The authors suggest that to adequately assess the risks of potential transmission of SARS-CoV-2 in schools, three key questions should be addressed: (1) What is the role of children in community transmission of infectious pathogens? (2) What is the role of children specifically in SARS-CoV-2 transmission? (3) What can be done to get children safely back in daycare, preschool, and school?
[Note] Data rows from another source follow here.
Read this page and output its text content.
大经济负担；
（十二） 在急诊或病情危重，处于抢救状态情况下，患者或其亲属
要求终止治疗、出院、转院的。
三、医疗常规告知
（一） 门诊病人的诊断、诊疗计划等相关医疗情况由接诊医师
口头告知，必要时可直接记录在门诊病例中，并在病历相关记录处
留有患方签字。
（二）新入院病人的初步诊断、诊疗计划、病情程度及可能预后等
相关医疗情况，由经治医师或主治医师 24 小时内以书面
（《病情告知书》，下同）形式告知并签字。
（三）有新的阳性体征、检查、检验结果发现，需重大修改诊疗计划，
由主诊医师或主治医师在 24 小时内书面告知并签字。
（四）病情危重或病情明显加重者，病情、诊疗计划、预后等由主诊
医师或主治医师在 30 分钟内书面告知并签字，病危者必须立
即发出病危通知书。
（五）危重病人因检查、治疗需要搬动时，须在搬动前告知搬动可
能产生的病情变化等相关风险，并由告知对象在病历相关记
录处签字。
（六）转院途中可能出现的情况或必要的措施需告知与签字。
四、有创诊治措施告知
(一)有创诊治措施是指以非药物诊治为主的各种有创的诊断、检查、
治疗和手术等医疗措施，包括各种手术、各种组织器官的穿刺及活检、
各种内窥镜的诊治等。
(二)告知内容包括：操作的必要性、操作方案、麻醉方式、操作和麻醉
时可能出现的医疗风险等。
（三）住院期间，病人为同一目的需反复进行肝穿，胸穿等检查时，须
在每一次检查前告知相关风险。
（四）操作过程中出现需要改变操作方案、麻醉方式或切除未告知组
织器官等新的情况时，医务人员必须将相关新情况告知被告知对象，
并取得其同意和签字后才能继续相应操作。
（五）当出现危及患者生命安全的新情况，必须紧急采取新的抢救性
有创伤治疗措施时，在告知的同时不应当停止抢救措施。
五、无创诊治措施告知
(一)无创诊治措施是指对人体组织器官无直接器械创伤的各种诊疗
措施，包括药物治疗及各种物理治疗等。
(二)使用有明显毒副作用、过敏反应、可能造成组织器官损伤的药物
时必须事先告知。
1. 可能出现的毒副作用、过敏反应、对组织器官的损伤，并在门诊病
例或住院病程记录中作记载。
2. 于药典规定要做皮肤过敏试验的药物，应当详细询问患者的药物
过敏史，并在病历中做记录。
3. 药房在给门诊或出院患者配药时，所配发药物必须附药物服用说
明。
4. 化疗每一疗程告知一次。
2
According to U.S. Centers for Disease Control and Prevention recommendations, in-person learning for children in kindergarten through 12th grade can resume through a phased reopening and the prioritization of the correct and consistent use of masks and physical distancing. The implementation of multiple prevention strategies including continued use of masks by teachers, daily symptom screening, and appropriate isolation and quarantine when required, further reduces transmission risk in schools. Finally, expanding vaccine eligibility for children, encouraging uptake of vaccines among educators and school staff, and addressing vaccine hesitancy will provide greater opportunities to increase protection and reduce transmission risk in schools.

Because in-school transmission events seem to parallel community transmission, there is a need to remain vigilant in the commitment to public health prevention strategies; these should be flexible to respond to an evolving virus while providing the safest and most optimal learning opportunities for the children.

 

Rostad CA, Kamidani S, Anderson EJ. Implications of SARS-CoV-2 viral load in children: Getting back to school and normal. JAMA Pediatr. 2021 Jun 11. doi:10.1001/jamapediatrics.2021.2022.